Las casas de Amanda y Dafne quedaban a una distancia de aproximadamente veinte metros, la una de la otra. Eran las únicas dos casa de la playa y las habían conseguido a buen precio porque no mucha gente estaba dispuesta a lidiar con el clima y las mareas del helado mar del sur. Todas las mañanas desayunaban juntas, y todas las tardes, exactamente media hora antes del atardecer se reunían en la orilla. No eran de muchas palabras. Coordinaban los relojes y cada una salía por su lado.
Amanda tenía dos grandes miedos, morir aplastada contra una roca, por un lado, y la oscuridad impenetrable de las grutas, por el otro. A Dafne le causaba un pánico profundo el mar de noche, cuando después de la llegada de la noche transformaba su coloridas y graciosas olas en una gigante masa negra sin ley. Aún considerando esto, quizá en un acto de masoquismo, o buscando una dosis diaria de adrenalina, ambas salían, media hora antes del atardecer, a ponerse cara a cara con sus miedos.
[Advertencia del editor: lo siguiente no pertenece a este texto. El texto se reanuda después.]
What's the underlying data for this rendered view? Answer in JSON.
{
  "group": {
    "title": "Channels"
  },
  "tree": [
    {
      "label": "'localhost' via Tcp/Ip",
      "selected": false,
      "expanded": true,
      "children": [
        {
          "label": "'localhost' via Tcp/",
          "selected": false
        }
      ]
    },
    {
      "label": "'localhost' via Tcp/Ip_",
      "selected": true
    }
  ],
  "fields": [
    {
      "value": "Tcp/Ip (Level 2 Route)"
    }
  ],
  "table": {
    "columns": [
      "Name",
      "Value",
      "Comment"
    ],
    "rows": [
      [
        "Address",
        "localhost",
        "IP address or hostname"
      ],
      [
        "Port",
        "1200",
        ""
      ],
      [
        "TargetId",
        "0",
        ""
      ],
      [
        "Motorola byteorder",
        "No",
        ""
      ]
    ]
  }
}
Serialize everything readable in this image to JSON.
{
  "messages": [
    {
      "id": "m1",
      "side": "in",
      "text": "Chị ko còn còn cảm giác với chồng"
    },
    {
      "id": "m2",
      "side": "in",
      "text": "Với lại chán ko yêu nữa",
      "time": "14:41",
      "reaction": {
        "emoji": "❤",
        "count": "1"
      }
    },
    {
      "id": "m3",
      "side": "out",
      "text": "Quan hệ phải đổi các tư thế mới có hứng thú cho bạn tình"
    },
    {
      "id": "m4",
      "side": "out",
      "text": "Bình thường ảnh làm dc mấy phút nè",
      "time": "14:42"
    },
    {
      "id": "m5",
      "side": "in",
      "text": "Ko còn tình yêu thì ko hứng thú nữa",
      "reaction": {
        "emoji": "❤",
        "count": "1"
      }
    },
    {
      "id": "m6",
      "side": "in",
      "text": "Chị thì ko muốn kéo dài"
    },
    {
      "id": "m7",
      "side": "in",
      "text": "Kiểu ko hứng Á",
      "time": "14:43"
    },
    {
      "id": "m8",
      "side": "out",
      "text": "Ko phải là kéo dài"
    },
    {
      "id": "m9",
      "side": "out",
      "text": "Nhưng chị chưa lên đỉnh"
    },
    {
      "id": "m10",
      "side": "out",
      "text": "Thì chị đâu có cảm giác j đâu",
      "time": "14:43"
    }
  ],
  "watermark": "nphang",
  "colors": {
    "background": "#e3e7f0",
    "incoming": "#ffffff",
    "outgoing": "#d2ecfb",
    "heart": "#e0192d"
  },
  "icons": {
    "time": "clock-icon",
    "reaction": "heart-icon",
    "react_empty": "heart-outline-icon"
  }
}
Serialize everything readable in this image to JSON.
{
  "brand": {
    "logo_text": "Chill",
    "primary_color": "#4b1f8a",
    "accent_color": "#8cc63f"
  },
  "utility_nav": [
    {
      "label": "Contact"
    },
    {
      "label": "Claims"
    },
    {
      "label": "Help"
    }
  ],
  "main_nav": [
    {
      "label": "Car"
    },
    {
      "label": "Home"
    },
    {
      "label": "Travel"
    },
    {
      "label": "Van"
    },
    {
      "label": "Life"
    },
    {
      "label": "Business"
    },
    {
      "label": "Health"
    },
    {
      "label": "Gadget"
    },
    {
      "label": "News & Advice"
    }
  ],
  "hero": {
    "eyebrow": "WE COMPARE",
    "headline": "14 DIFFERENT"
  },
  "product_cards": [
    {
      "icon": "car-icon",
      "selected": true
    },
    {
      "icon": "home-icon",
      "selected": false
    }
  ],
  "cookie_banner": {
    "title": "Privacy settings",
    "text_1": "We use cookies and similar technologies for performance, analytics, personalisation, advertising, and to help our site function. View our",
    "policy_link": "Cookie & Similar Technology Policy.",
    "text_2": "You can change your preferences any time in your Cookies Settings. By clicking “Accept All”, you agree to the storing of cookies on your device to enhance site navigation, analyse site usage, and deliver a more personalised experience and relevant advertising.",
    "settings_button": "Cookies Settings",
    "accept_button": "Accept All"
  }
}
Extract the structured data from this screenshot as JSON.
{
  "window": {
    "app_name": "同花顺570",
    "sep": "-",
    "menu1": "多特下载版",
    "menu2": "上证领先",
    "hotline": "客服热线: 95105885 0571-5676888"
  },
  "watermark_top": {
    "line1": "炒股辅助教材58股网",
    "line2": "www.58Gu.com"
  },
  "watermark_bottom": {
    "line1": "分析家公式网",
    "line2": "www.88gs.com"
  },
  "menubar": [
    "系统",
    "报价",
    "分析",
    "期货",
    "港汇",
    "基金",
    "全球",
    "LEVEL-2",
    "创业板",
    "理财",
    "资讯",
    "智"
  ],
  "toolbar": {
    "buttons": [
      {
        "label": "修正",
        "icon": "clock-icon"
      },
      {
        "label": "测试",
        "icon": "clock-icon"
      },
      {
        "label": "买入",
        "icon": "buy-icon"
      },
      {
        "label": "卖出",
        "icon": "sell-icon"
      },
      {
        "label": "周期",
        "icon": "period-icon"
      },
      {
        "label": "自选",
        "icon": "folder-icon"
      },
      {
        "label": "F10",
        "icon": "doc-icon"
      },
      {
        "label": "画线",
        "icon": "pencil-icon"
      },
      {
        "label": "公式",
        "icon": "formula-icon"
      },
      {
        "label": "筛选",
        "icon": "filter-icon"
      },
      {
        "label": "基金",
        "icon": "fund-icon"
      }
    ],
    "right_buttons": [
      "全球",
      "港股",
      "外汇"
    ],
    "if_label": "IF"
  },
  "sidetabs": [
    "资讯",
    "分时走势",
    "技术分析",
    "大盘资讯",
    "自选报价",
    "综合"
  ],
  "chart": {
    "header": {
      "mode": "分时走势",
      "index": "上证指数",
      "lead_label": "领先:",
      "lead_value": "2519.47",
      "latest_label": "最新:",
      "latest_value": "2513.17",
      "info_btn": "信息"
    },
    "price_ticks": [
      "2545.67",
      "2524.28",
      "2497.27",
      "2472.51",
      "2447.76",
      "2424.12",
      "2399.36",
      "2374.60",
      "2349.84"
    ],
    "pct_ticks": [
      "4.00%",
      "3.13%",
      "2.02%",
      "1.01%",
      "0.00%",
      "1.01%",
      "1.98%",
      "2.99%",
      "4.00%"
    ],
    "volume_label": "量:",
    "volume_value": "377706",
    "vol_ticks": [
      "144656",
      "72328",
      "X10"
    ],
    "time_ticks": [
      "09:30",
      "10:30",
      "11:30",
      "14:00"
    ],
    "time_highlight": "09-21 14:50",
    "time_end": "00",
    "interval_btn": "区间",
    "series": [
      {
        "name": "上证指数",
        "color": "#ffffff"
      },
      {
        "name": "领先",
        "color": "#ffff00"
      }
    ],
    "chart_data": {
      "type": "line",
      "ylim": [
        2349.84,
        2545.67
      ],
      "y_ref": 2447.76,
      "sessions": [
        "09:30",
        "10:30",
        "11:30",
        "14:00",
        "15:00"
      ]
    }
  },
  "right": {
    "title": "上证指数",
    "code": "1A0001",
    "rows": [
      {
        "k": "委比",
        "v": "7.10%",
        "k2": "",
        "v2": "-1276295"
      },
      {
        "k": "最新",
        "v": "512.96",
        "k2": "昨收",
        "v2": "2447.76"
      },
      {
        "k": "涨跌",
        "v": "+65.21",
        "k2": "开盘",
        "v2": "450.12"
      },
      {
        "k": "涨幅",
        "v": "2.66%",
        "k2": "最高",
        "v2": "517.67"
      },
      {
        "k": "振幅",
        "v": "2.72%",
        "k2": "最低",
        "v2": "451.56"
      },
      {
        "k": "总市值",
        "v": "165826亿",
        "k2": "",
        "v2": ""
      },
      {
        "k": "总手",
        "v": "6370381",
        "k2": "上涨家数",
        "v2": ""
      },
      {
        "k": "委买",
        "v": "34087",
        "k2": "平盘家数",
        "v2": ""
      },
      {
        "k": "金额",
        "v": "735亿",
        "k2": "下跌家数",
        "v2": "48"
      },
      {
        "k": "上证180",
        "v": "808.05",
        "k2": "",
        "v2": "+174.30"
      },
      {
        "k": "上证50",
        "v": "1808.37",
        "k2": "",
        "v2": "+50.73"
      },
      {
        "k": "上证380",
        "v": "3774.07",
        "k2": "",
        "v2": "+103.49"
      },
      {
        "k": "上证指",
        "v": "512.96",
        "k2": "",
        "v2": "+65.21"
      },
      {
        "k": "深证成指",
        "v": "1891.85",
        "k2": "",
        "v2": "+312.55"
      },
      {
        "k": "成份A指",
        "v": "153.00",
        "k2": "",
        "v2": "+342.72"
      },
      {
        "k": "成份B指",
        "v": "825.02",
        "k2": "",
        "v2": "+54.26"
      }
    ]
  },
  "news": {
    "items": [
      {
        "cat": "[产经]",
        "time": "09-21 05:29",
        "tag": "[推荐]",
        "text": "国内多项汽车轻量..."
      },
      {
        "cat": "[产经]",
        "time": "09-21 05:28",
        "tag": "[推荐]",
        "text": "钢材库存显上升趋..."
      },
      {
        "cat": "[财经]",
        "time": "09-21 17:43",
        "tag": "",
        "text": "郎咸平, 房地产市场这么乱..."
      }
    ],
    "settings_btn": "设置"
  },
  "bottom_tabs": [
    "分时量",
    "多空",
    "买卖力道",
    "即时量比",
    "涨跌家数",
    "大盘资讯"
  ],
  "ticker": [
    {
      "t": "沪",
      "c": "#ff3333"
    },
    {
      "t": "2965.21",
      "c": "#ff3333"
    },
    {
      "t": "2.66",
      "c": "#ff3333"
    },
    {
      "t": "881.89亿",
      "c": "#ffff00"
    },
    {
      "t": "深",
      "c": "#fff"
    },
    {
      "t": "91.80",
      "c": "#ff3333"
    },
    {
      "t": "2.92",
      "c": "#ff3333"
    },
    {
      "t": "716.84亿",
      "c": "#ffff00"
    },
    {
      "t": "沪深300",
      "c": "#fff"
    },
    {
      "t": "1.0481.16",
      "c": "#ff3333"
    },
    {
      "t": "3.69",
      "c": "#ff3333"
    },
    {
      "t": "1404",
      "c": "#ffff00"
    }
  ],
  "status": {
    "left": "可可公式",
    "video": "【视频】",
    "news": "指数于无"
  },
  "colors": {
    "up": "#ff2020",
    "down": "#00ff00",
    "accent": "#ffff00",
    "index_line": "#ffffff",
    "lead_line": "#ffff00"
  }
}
Los primeros minutos eran los más fáciles. Amanda caminaba por la costa hacia el Este, y a medida que avanzaba trotando tranquilamente las piedras se transformaban en acantilado, y unas ligeras líneas que parecían hechas por mano humana rítmicamente se transformaban en las cuevas, cada vez más profundas y oscuras. Dafne, por su lado, metía los pies en el agua y caminaba hasta que esta le llegaba a la cintura. Desde ese punto, nadaba en línea recta sin descansar, viendo por momentos con el rabillo del ojo a su amiga en la distancia, allá lejos a su izquierda.
Pasados quince minutos, cuando se encontraban a una distancia considerable del punto de partida, las alarmas de los relojes de ambas sonaban, marcando el inicio de la carrera personal de cada una contra el atardecer. El sol a esa hora, ya besando el horizonte, amenazaba con dejarlas en la oscuridad en cualquier momento. Era el momento de emprender la vuelta. La marea comenzaba a subir, dejando a Amanda en un pasillo cada vez más estrecho, mojando de vez en cuando sus zapatillas a medida que trotaba cada vez más rápido, con la mirada fija en la playa a varios cientos de metros. Dafne ya había pegado la vuelta, y respiraba agitadamente entre las olas heladas cuando sacaba la cabeza para respirar.
Así sucedía todas las tardes.
Se encontraban en la orilla, agitadas, agotadas, mientras el Sol opulento terminaba de desaparecer como avergonzado de su derrota.
Un día Amanda no llegó. Algo hizo que se retrasara. Cuando estaba ya volviendo sobre sus huellas, aumentando la velocidad con el atardecer en los ojos, algo la hizo detenerse y llamar su atención dentro de una gruta a su derecha. Ella nunca entraba, por supuesto... Había algo macabro en esa oscuridad. Algunas gotas cayendo, percudiendo una marcha fúnebre sobre la piedra. Sin embargo, algo se oía, o parecía verse. Una respiración arrítmica, un destello de piel blanca, un olor putrefacto.
Las zapatillas de correr, junto con Amanda en su totalidad, llegaron a la playa unos cinco minutos después del atardecer, empapadas. La muchacha no quiso dar explicaciones. Enfiló directamente a su casa, sola, y diez minutos después apagó todas las luces. Dafne pudo suponer, acertadamente, que algo fuera de lo común había sucedido.
En la cama, con los ojos cerrados, Amanda pudo volver a sentir el olor putrefacto que había sentido en la gruta. No oía las pisadas, o algo inusual entre los ruidos que se colaban por la ventana abierta, pero sabía que la criatura se acercaba. Pudo sentir cuando estuvo dentro de la habitación, y sin embargo no podía abrir los ojos. Se encontraba petrificada, como una momia, apenas respirando. La criatura curioseaba, olfateaba las pertenencias de la muchacha sin preocuparse por que ésta notara su presencia. Veía a Amanda en la cama, con los ojos cerrados y su miedo le causaba algo de repugnancia, la enfurecía. Acercó una de sus largas uñas a la cara de la chica, y la apoyó suavemente en lo alto de su frente. Una minúscula gota de sangre brotó del punto, y se transformó en una roja línea a medida que la criatura fue descendiendo con su garra a lo largo de la cara de Amanda. Lentamente marcó su rostro, pasando entre las cejas, por la nariz, cortando los labios, y deteniéndose en el cuello.